# Journal of the month award?



## GolfDelta (Jan 5, 2010)

Some of the journals here on UKM are an absolute goldmine for information and it takes a lot for someone to write up what they eat,how they feel,daily training programme.Just had a thought that it would be a good idea to have a Journal of the month,decided by Mods would prob be the easiest way to do it?Perhaps board sponsors could chuck a prize in to the winner?

I probably learn more from reading peoples journals than any other section of the board,too many members to mention tbh and think those contributing so much to the board daily deserve something in return!


----------



## Milky (Nov 30, 2008)

Hard to be objective tho mate unless you read every one of them.

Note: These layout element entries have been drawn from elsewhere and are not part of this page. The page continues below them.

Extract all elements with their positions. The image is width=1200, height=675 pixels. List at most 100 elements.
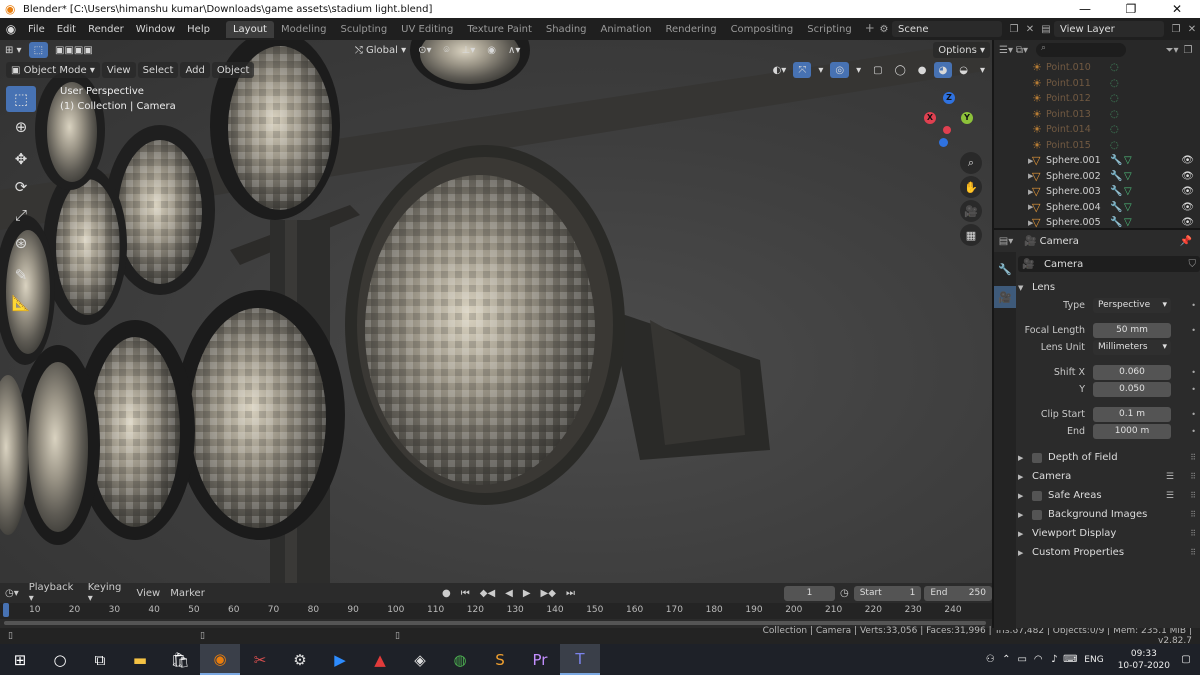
snap-icon[interactable]: ⌾ — [439, 42, 455, 58]
visibility-eye-icon[interactable]: 👁 — [1181, 217, 1194, 228]
rendered-shading-icon[interactable]: ◒ — [954, 62, 973, 78]
tab-texture-paint[interactable]: Texture Paint — [460, 21, 539, 38]
tab-scripting[interactable]: Scripting — [800, 21, 858, 38]
drag-handle-icon[interactable]: ⠿ — [1190, 472, 1196, 481]
outliner-row[interactable]: ☀ Point.013 ◌ — [994, 107, 1200, 123]
expand-arrow-icon[interactable]: ▶ — [1028, 157, 1033, 165]
menu-help[interactable]: Help — [181, 24, 216, 35]
keyframe-dot-icon[interactable]: • — [1191, 385, 1196, 394]
background-images-panel[interactable]: ▶ Background Images ⠿ — [1018, 505, 1200, 524]
preset-list-icon[interactable]: ☰ — [1166, 472, 1174, 482]
camera-name-field[interactable]: 🎥 Camera ⛉ — [1018, 256, 1200, 272]
3d-viewport[interactable]: ⊞ ▾ ⬚ ▣▣▣▣ ⤭ Global ▾ ⊙▾ ⌾ ⊥▾ ◉ ∧▾ Optio… — [0, 40, 992, 583]
proportional-edit-icon[interactable]: ◉ — [482, 42, 501, 58]
gizmo-dropdown-icon[interactable]: ▾ — [813, 62, 828, 78]
premiere-icon[interactable]: Pr — [520, 644, 560, 675]
menu-window[interactable]: Window — [130, 24, 181, 35]
editor-type-button[interactable]: ⊞ ▾ — [0, 42, 27, 58]
gizmo-toggle-icon[interactable]: ⤧ — [793, 62, 812, 78]
new-scene-icon[interactable]: ❐ — [1006, 21, 1022, 37]
view-layer-icon[interactable]: ▤ — [1038, 21, 1054, 37]
camera-view-icon[interactable]: 🎥 — [960, 200, 982, 222]
keyframe-dot-icon[interactable]: • — [1191, 301, 1196, 310]
properties-editor-type-icon[interactable]: ▤▾ — [998, 233, 1014, 249]
material-shading-icon[interactable]: ◕ — [933, 62, 953, 78]
outliner-row[interactable]: ▶ ▽ Sphere.002 🔧 ▽ 👁 — [994, 169, 1200, 185]
outliner-row[interactable]: ☀ Point.011 ◌ — [994, 76, 1200, 92]
tab-shading[interactable]: Shading — [539, 21, 594, 38]
add-menu[interactable]: Add — [180, 62, 210, 78]
wifi-icon[interactable]: ◠ — [1030, 652, 1046, 668]
keyframe-dot-icon[interactable]: • — [1191, 410, 1196, 419]
language-indicator[interactable]: ENG — [1078, 655, 1109, 665]
outliner-row[interactable]: ▶ ▽ Sphere.004 🔧 ▽ 👁 — [994, 200, 1200, 216]
outliner-row[interactable]: ▶ ▽ Sphere.005 🔧 ▽ 👁 — [994, 215, 1200, 228]
outliner-row[interactable]: ☀ Point.015 ◌ — [994, 138, 1200, 154]
view-menu[interactable]: View — [101, 62, 136, 78]
unity-icon[interactable]: ◈ — [400, 644, 440, 675]
play-reverse-icon[interactable]: ◀ — [500, 588, 518, 599]
overlay-toggle-icon[interactable]: ◎ — [830, 62, 850, 78]
timeline-view-menu[interactable]: View — [132, 588, 166, 599]
shading-dropdown-icon[interactable]: ▾ — [975, 62, 990, 78]
solid-shading-icon[interactable]: ● — [913, 62, 932, 78]
scale-icon[interactable]: ⤢ — [6, 202, 36, 228]
playhead[interactable] — [3, 603, 9, 617]
move-icon[interactable]: ✥ — [6, 146, 36, 172]
depth-of-field-checkbox[interactable] — [1032, 452, 1042, 463]
select-box-icon[interactable]: ⬚ — [6, 86, 36, 112]
file-explorer-icon[interactable]: ▬ — [120, 644, 160, 675]
menu-render[interactable]: Render — [82, 24, 130, 35]
zoom-icon[interactable]: ⌕ — [960, 152, 982, 174]
grid-view-icon[interactable]: ▦ — [960, 224, 982, 246]
people-icon[interactable]: ⚇ — [982, 652, 998, 668]
end-frame-field[interactable]: End 250 — [924, 585, 992, 601]
keying-menu[interactable]: Keying ▾ — [83, 582, 132, 604]
teams-icon[interactable]: T — [560, 644, 600, 675]
new-collection-icon[interactable]: ❐ — [1180, 42, 1196, 58]
cursor-icon[interactable]: ⊕ — [6, 114, 36, 140]
tab-sculpting[interactable]: Sculpting — [333, 21, 394, 38]
frame-ruler[interactable]: 10 20 30 40 50 60 70 80 90 100 110 120 130 140 150 160 1… — [0, 603, 992, 619]
view-layer-selector[interactable]: View Layer — [1054, 21, 1164, 37]
modifier-wrench-icon[interactable]: 🔧 — [1110, 186, 1124, 197]
viewport-display-panel[interactable]: ▶ Viewport Display ⠿ — [1018, 524, 1200, 543]
selection-modes-icon[interactable]: ▣▣▣▣ — [50, 42, 98, 58]
outliner-row[interactable]: ☀ Point.012 ◌ — [994, 91, 1200, 107]
rotate-icon[interactable]: ⟳ — [6, 174, 36, 200]
shift-x-field[interactable]: 0.060 — [1093, 364, 1171, 380]
safe-areas-checkbox[interactable] — [1032, 490, 1042, 501]
zoom-app-icon[interactable]: ▶ — [320, 644, 360, 675]
expand-arrow-icon[interactable]: ▶ — [1028, 203, 1033, 211]
delete-view-layer-icon[interactable]: ✕ — [1184, 21, 1200, 37]
wireframe-shading-icon[interactable]: ◯ — [890, 62, 911, 78]
record-icon[interactable]: ● — [437, 588, 456, 599]
chrome-icon[interactable]: ◍ — [440, 644, 480, 675]
keyboard-icon[interactable]: ⌨ — [1062, 652, 1078, 668]
maximize-button[interactable]: ❐ — [1108, 2, 1154, 16]
tab-rendering[interactable]: Rendering — [658, 21, 723, 38]
timeline-editor-type-icon[interactable]: ◷▾ — [0, 588, 24, 599]
play-icon[interactable]: ▶ — [518, 588, 536, 599]
drag-handle-icon[interactable]: ⠿ — [1190, 548, 1196, 557]
select-mode-icon[interactable]: ⬚ — [28, 42, 49, 58]
mesh-data-icon[interactable]: ▽ — [1124, 217, 1138, 228]
filter-icon[interactable]: ⏷▾ — [1164, 42, 1180, 58]
steam-icon[interactable]: ⚙ — [280, 644, 320, 675]
navigation-gizmo[interactable]: Z X Y — [924, 90, 974, 150]
preset-list-icon[interactable]: ☰ — [1166, 491, 1174, 501]
expand-arrow-icon[interactable]: ▶ — [1028, 172, 1033, 180]
playback-menu[interactable]: Playback ▾ — [24, 582, 83, 604]
focal-length-field[interactable]: 50 mm — [1093, 322, 1171, 338]
search-circle-icon[interactable]: ○ — [40, 644, 80, 675]
snap-target-icon[interactable]: ⊥▾ — [457, 42, 481, 58]
visibility-eye-icon[interactable]: 👁 — [1181, 171, 1194, 182]
lens-panel-header[interactable]: ▼ Lens — [1018, 278, 1200, 297]
custom-properties-panel[interactable]: ▶ Custom Properties ⠿ — [1018, 543, 1200, 562]
fake-user-shield-icon[interactable]: ⛉ — [1189, 259, 1197, 270]
depth-of-field-panel[interactable]: ▶ Depth of Field ⠿ — [1018, 448, 1200, 467]
mesh-data-icon[interactable]: ▽ — [1124, 202, 1138, 213]
outliner-row[interactable]: ☀ Point.010 ◌ — [994, 60, 1200, 76]
mesh-data-icon[interactable]: ▽ — [1124, 171, 1138, 182]
prev-keyframe-icon[interactable]: ◆◀ — [475, 588, 500, 599]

I do agree tho, l spend much more time reading them now, some are fantastic inspiration.


----------



## El Toro Mr UK98 (Nov 11, 2011)

sounds good and they are good to do just to keep track yourself, Im week 10 into my first one now just posted some pics up today, It has been verry helpfull for me as I always forget what week im on and this way i find keeps me more focused on my goals


----------



## Hayesy (Aug 15, 2011)

i agree lads the info is boss, and the effort ppl put in is a good motivational tool i say!

i wouldnt of got as lean as i did if it wasnt for ppls jurnos and taking the time out etc...

Fair play to all


----------



## retro-mental (Dec 2, 2010)

Yeah journals are a great way to get tips. i do find though that some people copy the journal of someone big / strong and not what they did to get there.

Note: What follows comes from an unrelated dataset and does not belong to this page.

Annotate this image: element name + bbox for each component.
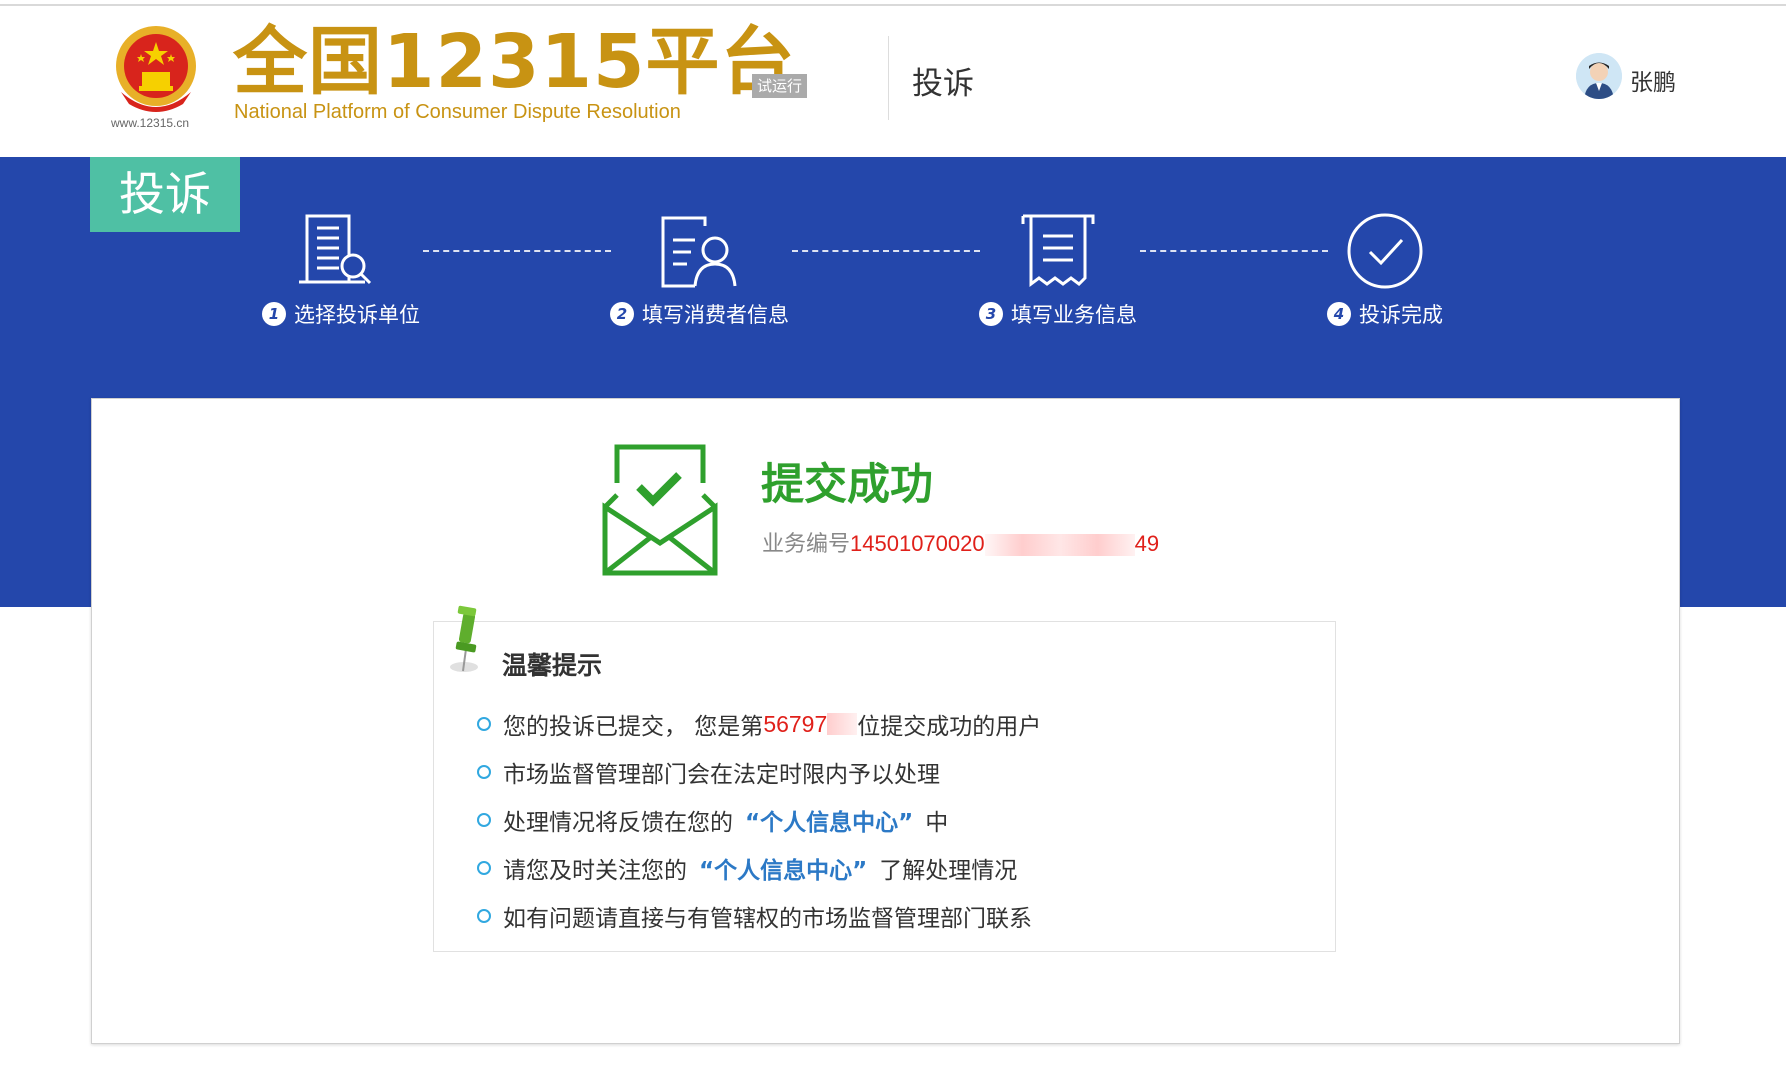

i tried to bring back member of the month but no one really responded. Its a shame because its good for people to give back and good for the original giver to fell appreciated. If the member of the month came back people could vote a person and a reason and if that reason is the journal then slowly but surely people would see that and hunt it out


----------



## latblaster (Oct 26, 2013)

I think it'd be a good idea, but as the Milk says hard to determine etc. Member of the month is great too; it gives us the chance to have some influence in how UKM progresses.

I'm sure Lozza wants it to run a particular way, to maximise revenue, but I really think that if we help to shape the site, it will only be positive.

I'm not saying for us to be involved in the decision making, but to give us more of what we want (whatever that is) so as the sites grows

& all the Mods can continue getting paid so much!!!! ( that's my attempt at humour, Milky)


----------



## Milky (Nov 30, 2008)

latblaster said:


> I think it'd be a good idea, but as the Milk says hard to determine etc. Member of the month is great too; it gives us the chance to have some influence in how UKM progresses.
> 
> I'm sure Lozza wants it to run a particular way, to maximise revenue, but I really think that if we help to shape the site, it will only be positive.
> 
> ...


I liked Member of the month BUT for some reason every month it turned into a bitch fit.

Maybe it could be brought back with a secret poll, but then that detracts from the members casting there votes showing there apreciation.

If anyone has a good idea for a system then we really are all ears. We want the forum to thrive and grow and we want memebers to feel part of a great community that appreciates there involvement.

We all need to get our thinking caps on.


----------



## retro-mental (Dec 2, 2010)

Milky said:


> I liked Member of the month BUT for some reason every month it turned into a bitch fit.
> 
> Maybe it could be brought back with a secret poll, but then that detracts from the members casting there votes showing there apreciation.
> 
> ...


The best idea would be for people to just vote and there reason and not bitch ! but sometimes people have there man periods coming up and stuff !


----------



## JaneN40 (Aug 18, 2012)

Could you run votes as a poll but not allow comments? so people can vote, but not say why.. and therefore not argue against other votes.


----------



## AJP89 (Jul 8, 2012)

I think they are fantastic to read no matter what your goals are there is someone doing a similar journey. I've learned so much by reading them, and try and post in mine when I can to return the favor.


----------



## MRSTRONG (Apr 18, 2009)

Good idea however I think it'll turn to sh1t like mom did .

It should be done hand in hand with mom so you have a mom then best journal so two prizes up for grabs .

I also think for the system to work anyone bitching should get a temp ban without warning as its a members prize for all members so for the few that spoilt it the many lose out .


----------